This function performs a differential analysis on methylation data based on the specified call type and applies the appropriate summarization method. It supports analysis of positions, regions, or windows. The function handles the summarization of methylation data and performs differential modification analysis based on case-control comparisons.
Usage
run_mod_analysis(
mod_db,
out_path,
call_type,
region_file = NULL,
window_size = 1000,
step_size = 10,
cases,
controls,
mod_type = "mh",
calc_type = "fast_fisher",
p_val_max = 0.05
)Arguments
- mod_db
A `mod_db` object representing the DuckDB database containing methylation data. The database should include necessary tables for the analysis, such as positions, regions, or windows.
- out_path
The directory in which the "Mod_Diff_Analysis_Results" directory containing result data will be written out too. If the user does not provide a directory, the working directory will be used.
- call_type
A character string specifying the type of data to analyze. Must be one of:
"positions","regions", or"windows". This determines the summarization approach to use.- region_file
A character string specifying the path to the region annotation file (required if `call_type` is `"regions"`). This file should be in a supported format (e.g., BED, CSV, TSV).
- window_size
An integer specifying the window size for summarizing methylation data if `call_type` is `"windows"`. The default value is 1000.
- step_size
An integer specifying the step size for sliding windows if `call_type` is `"windows"`. The default value is 10.
- cases
A character vector of sample names to be used as cases in the differential analysis. This argument is required and cannot be NULL.
- controls
A character vector of sample names to be used as controls in the differential analysis. This argument is required and cannot be NULL.
- mod_type
A character string specifying the modification type to analyze. The default is `"mh"`, which includes both methylation and hydroxymethylation.
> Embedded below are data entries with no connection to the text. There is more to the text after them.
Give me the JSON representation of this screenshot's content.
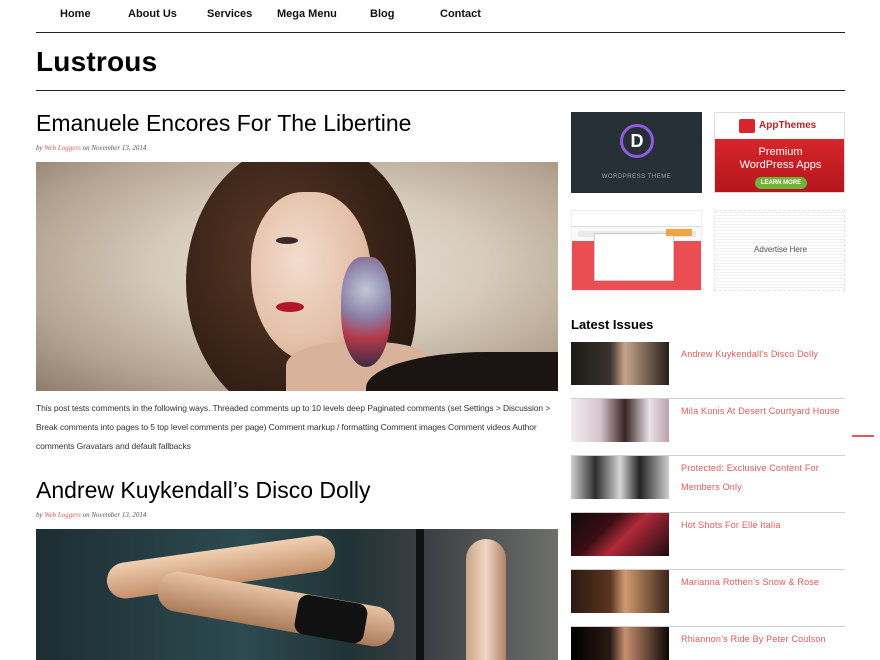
{
  "nav": {
    "items": [
      "Home",
      "About Us",
      "Services",
      "Mega Menu",
      "Blog",
      "Contact"
    ]
  },
  "site": {
    "title": "Lustrous"
  },
  "posts": [
    {
      "title": "Emanuele Encores For The Libertine",
      "meta_by": "by",
      "author": "Web Loggers",
      "meta_on": "on November 13, 2014",
      "excerpt": "This post tests comments in the following ways. Threaded comments up to 10 levels deep Paginated comments (set Settings > Discussion > Break comments into pages to 5 top level comments per page) Comment markup / formatting Comment images Comment videos Author comments Gravatars and default fallbacks"
    },
    {
      "title": "Andrew Kuykendall’s Disco Dolly",
      "meta_by": "by",
      "author": "Web Loggers",
      "meta_on": "on November 13, 2014"
    }
  ],
  "ads": {
    "divi_text": "WORDPRESS THEME",
    "appthemes_brand": "AppThemes",
    "appthemes_line1": "Premium",
    "appthemes_line2": "WordPress Apps",
    "appthemes_button": "LEARN MORE",
    "placeholder": "Advertise Here"
  },
  "sidebar": {
    "heading": "Latest Issues",
    "issues": [
      "Andrew Kuykendall’s Disco Dolly",
      "Mila Kunis At Desert Courtyard House",
      "Protected: Exclusive Content For Members Only",
      "Hot Shots For Elle Italia",
      "Marianna Rothen’s Snow & Rose",
      "Rhiannon’s Ride By Peter Coulson"
    ]
  },
  "colors": {
    "accent": "#e25a55",
    "text": "#111111",
    "rule": "#222222"
  }
}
Other options are `"c"` for unmodified cytosine, `"m"` for methylation, and `"h"` for hydroxymethylation.
- calc_type
A character string specifying the type of statistical test to use for the differential analysis. The default is `"fast_fisher"`, but other calculation methods can be implemented.
- p_val_max
The p value threshold in which significant differentially modified positions/regions/windows will be written out in the final directory.
Value
The result of the differential analysis, typically in the form of a table or data frame with calculated statistics and p-values for each position, region, or window, depending on the `call_type`. The result is printed to the console.
Details
This function first summarizes the methylation data by the specified call type (positions, regions, or windows). It then proceeds with a differential modification analysis between the provided case and control samples. The analysis is tailored based on the selected modification type (`mod_type`) and calculation method (`calc_type`).